Rodolphe Bocquet, Qontigo’s new Global Head of ESG, participated at a panel organized by Climate Action last week and entitled ‘Going beyond climate: managing environment risks,’ part of the Sustainable Investment Forum Europe 2020.
The panel addressed the impact of environmental risk on companies’ operations and finances, and the ways in which investors and financial institutions can integrate environmental factors into their assessment of businesses.
Rodolphe joined Qontigo this month and brings vast experience in the field of climate and sustainability impact and analysis. Within his remit, he will oversee the continuous evolution of the ESG ecosystem within STOXX indices, which includes sustainability, low-carbon and climate solutions. Below are some edited excerpts from Rodolphe’s participation as well as further comments he made to our blog.
Rodolphe, what is environmental risk?
“Environmental risk is any disruption to the ecosystem services that support human activities. This encompasses from climate change to the salinization of water, air pollution, and biodiversity loss such as a collapse of pollinating insects.
“In the absence of gold standards, the first step for managing environmental risk is for investors to decide on the way they want to approach these risks and to define their strategy: holistic or thematic approach, focus on risk mitigation, or identification of investment opportunities. As an index provider, our role is to adapt to any specific approach and to develop solutions, benchmarks and tools.”
How can corporate reporting of environmental variables be improved?
“Corporate reporting is key to every single issue in the investment value chain. I see three major trends in corporate reporting. First, there is a need for a stronger focus on the impact regarding the supply chain. Secondly, there is a need for more integration of ESG metrics in financial reporting. This means more reliable, standardized and binding data. Finally, there continues to be a need for standardization. On this point, the World Economic Forum just published a set of cross-industry metrics and recommended non-financial disclosures that could be integrated in the Generally Accepted Accounting Principles (GAAP). This could be a promising path to shedding light on how companies are aligned with long-term global goals.
“Some companies already disclose an environmental profit and loss statement (E P&L), which states the material climate and environmental risks it faces. It is a way to monetize the negative externalities of a company in its production as well as in its supply chain. It is very important for investors to have a quantifiable way to manage these risks. Significant research and development is still needed to develop relevant and operational metrics accounting for these very complex issues. It’s a great opportunity for collaboration within the investment community and academics, and I think that that is in the DNA of Qontigo.”
Should investors be looking at pandemic-related risk?
“One striking feature post-Covid is that despite the tremendous economic collapse experienced, the decrease in greenhouse emissions amounts to only what we need to achieve every year until 2050 to be on track with global treaty commitments (-7.5%). That shows how huge the task is and how urgent it is to implement action.

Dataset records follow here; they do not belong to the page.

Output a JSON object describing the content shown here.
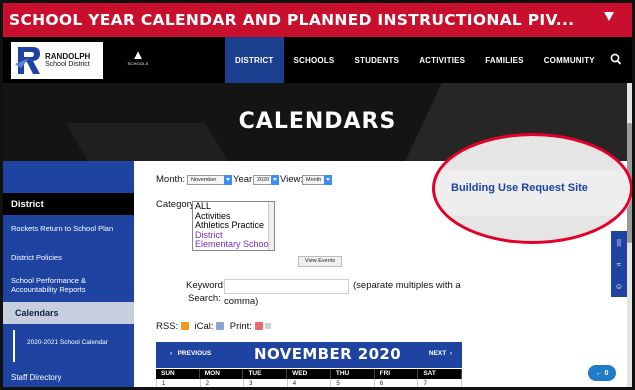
{
  "announcement": {
    "text": "SCHOOL YEAR CALENDAR AND PLANNED INSTRUCTIONAL PIV..."
  },
  "logo": {
    "line1": "RANDOLPH",
    "line2": "School District"
  },
  "schools_icon_label": "SCHOOLS",
  "nav": [
    "DISTRICT",
    "SCHOOLS",
    "STUDENTS",
    "ACTIVITIES",
    "FAMILIES",
    "COMMUNITY"
  ],
  "hero_title": "CALENDARS",
  "sidebar": {
    "heading": "District",
    "items": [
      "Rockets Return to School Plan",
      "District Policies",
      "School Performance & Accountability Reports"
    ],
    "active": "Calendars",
    "sub_item": "2020-2021 School Calendar",
    "bottom": "Staff Directory"
  },
  "filters": {
    "month_label": "Month:",
    "month_value": "November",
    "year_label": "Year:",
    "year_value": "2020",
    "view_label": "View:",
    "view_value": "Month",
    "category_label": "Category:",
    "categories": [
      "ALL",
      "Activities",
      "Athletics Practice",
      "District",
      "Elementary School"
    ],
    "view_events_button": "View Events",
    "keyword_label": "Keyword",
    "search_label": "Search:",
    "keyword_hint": "(separate multiples with a",
    "keyword_hint2": "comma)"
  },
  "feeds": {
    "rss": "RSS:",
    "ical": "iCal:",
    "print": "Print:"
  },
  "calendar": {
    "prev": "PREVIOUS",
    "title": "NOVEMBER 2020",
    "next": "NEXT",
    "days": [
      "SUN",
      "MON",
      "TUE",
      "WED",
      "THU",
      "FRI",
      "SAT"
    ],
    "dates": [
      "1",
      "2",
      "3",
      "4",
      "5",
      "6",
      "7"
    ]
  },
  "callout": {
    "link": "Building Use Request Site"
  },
  "fab_label": "0",
  "colors": {
    "brand_red": "#c8102e",
    "brand_blue": "#1e43a0",
    "callout_ring": "#e4002b"
  }
}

Covid-19 has brought forward a word that is resilience, and that should be taken into account.
“Two noticeable trends have emerged: the first one is that there is a lot of focus on corporates, but there is no clear link between the micro and the macro. Covid has shown how important the impact of governments is on corporates. The second major link that Covid-19 has brought is the social dimension that needs to be integrated (such as migration risk).”
What is the role of technology in helping manage and quantify environmental risk?
“Technology will be key and very useful for a number of reasons. We need more data that is forward-looking rather than backward-looking; that doesn’t have a time lag; and that covers information about the supply chain. In all of this, tech can play a key role. Another reason why tech is needed is because investors need to grow their ESG coverage across regions and assets. Environmental risks are complex issues and you need to invest in R&D, and there is a limited ability to pay for this. One way to maintain some economically viable model is to fund tech-based solutions to reduce costs.”
Where is the new frontier of ESG?
“If you look at total assets in ETFs worldwide, only 2% of that pool integrates ESG. It’s a tiny share. But if you look at inflows during the last 18 months, more than 25% have an ESG focus. This represents a huge change for the industry. That is, on the one hand, a very good thing; but on the other it brings a very big responsibility. For a long time ESG has been about explaining what we were doing, explaining what ingredients we were putting in the recipe. Now is the time to try how good the cake is. In other words, what the outcome of sustainable investing is in terms of change to society.”